Ironically, Peregrine was not heavily leveraged, compared to most American investment banks. But given the crisis of confidence and, perhaps most critically, the lack of deep-rooted relationships with their lending banks (First National Bank of Chicago, a unit of First Chicago NBD Chicago reportedly was the first to pull the plug) the combination spelled disaster.

The next move? A white knight. There were rumors that the Bank of China was willing to step in and that Peregrine chairman and co-founder Philip Tose nixed it in favor of a more blue-chip investor, namely Switzerland's Zurich Insurance Company.

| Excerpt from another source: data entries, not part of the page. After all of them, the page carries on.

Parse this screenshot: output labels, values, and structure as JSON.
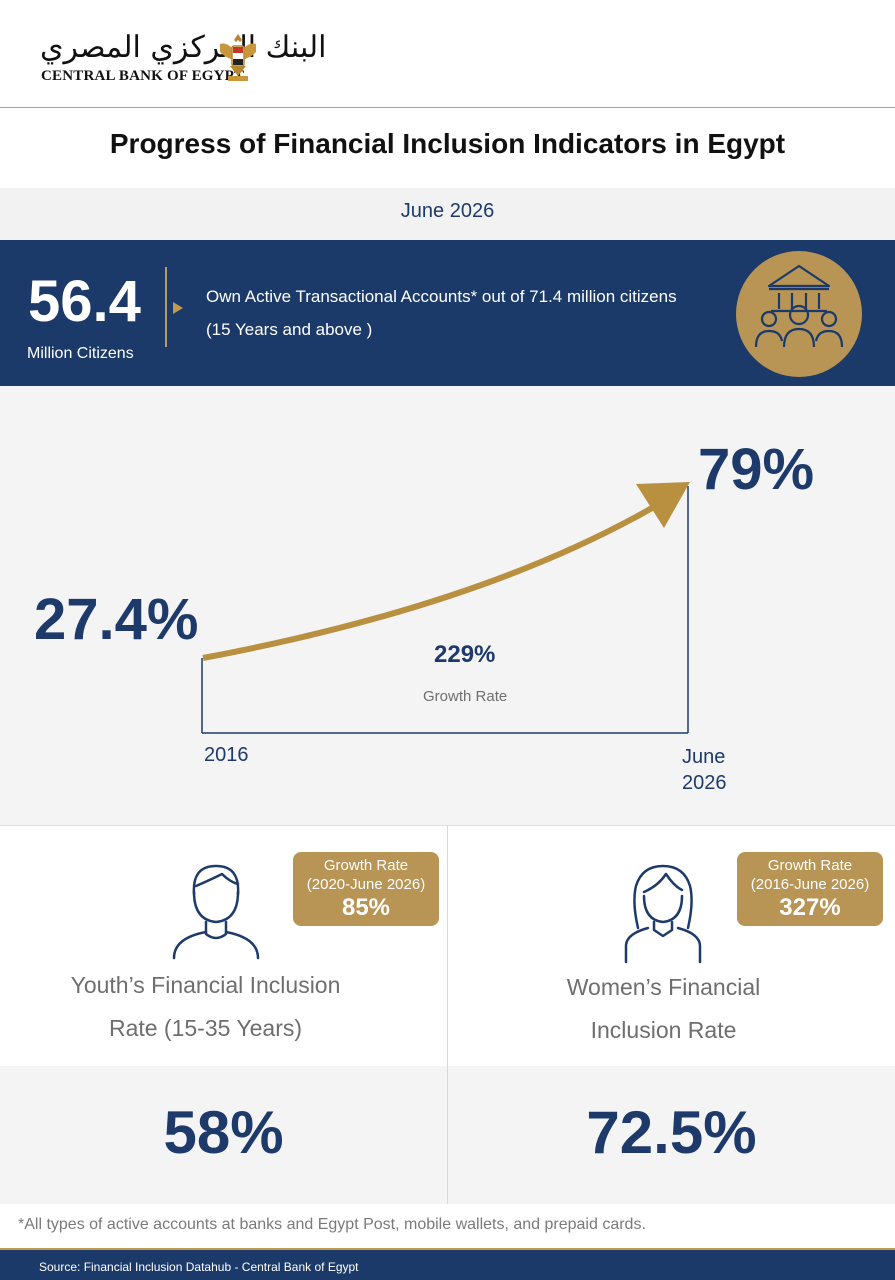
{
  "header": {
    "logo_arabic": "البنك المركزي المصري",
    "logo_english": "CENTRAL BANK OF EGYPT",
    "emblem_icon": "eagle-emblem-icon"
  },
  "title": "Progress of Financial Inclusion Indicators in Egypt",
  "date": "June 2026",
  "accounts": {
    "value": "56.4",
    "unit": "Million Citizens",
    "description_line1": "Own  Active Transactional Accounts* out of 71.4 million citizens",
    "description_line2": "(15 Years and above )",
    "icon": "bank-people-icon"
  },
  "growth": {
    "start_value": "27.4%",
    "end_value": "79%",
    "growth_rate_value": "229%",
    "growth_rate_label": "Growth Rate",
    "start_label": "2016",
    "end_label_line1": "June",
    "end_label_line2": "2026"
  },
  "chart_data": {
    "type": "line",
    "categories": [
      "2016",
      "June 2026"
    ],
    "values": [
      27.4,
      79
    ],
    "title": "",
    "xlabel": "",
    "ylabel": ""
  },
  "youth": {
    "icon": "man-icon",
    "badge_line1": "Growth Rate",
    "badge_line2": "(2020-June 2026)",
    "badge_value": "85%",
    "label_line1": "Youth’s Financial Inclusion",
    "label_line2": "Rate (15-35 Years)",
    "value": "58%"
  },
  "women": {
    "icon": "woman-icon",
    "badge_line1": "Growth Rate",
    "badge_line2": "(2016-June 2026)",
    "badge_value": "327%",
    "label_line1": "Women’s Financial",
    "label_line2": "Inclusion Rate",
    "value": "72.5%"
  },
  "footnote": "*All types of active accounts at banks and Egypt Post, mobile wallets, and prepaid cards.",
  "source": "Source: Financial Inclusion Datahub - Central Bank of Egypt",
  "colors": {
    "navy": "#1b3a6a",
    "gold": "#b89455",
    "light_gray": "#f4f4f4"
  }
}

Greenberg declined to comment. But he did say that Zurich was just about to make the deal when some of the lenders decided not to rollover their loans and the deal fell through, forcing Peregrine into liquidation. The Hong Kong and China Equity Team was sold to Banc Nationale de Paris and the remainder of the equity team was sold to Banco Santander, in Spain.

If there was a defining moment for Greenberg, it was on that Friday morning in January when he arrived at his office and heard that the Zurich deal collapsed at 5:30 a.m.

"Everybody sort of went numb," he said, "because they all expected the Zurich deal would succeed. No one told anyone typical mushroom management. However, we heard through rumors that things had not gone well. By 6:30 p.m. that evening, the call came from the chairman that we were going into default.

"Actually, I was summoned to a last-minute meeting prior to that on that same day, with a large U.S. institution, a prospective white knight to try to pull us out. But they weren't prepared to make such a big decision within six or eight hours."

Eventually, Greenberg accepted an offer from one of Peregrine's larger clients, Van Eck Global. He's joining Van Eck as managing director of Van Eck Global Asia and chief investment officer of its affiliated international equities business. The new post will see him move back to New York by year's end after a nine-year absence. Greenberg, who hails from Chicago's South Side, is happy again. "I'm going back to my roots. And, yes, you should get me a beer at Harry's in Hanover Square [in lower Manhattan] get me several," he said.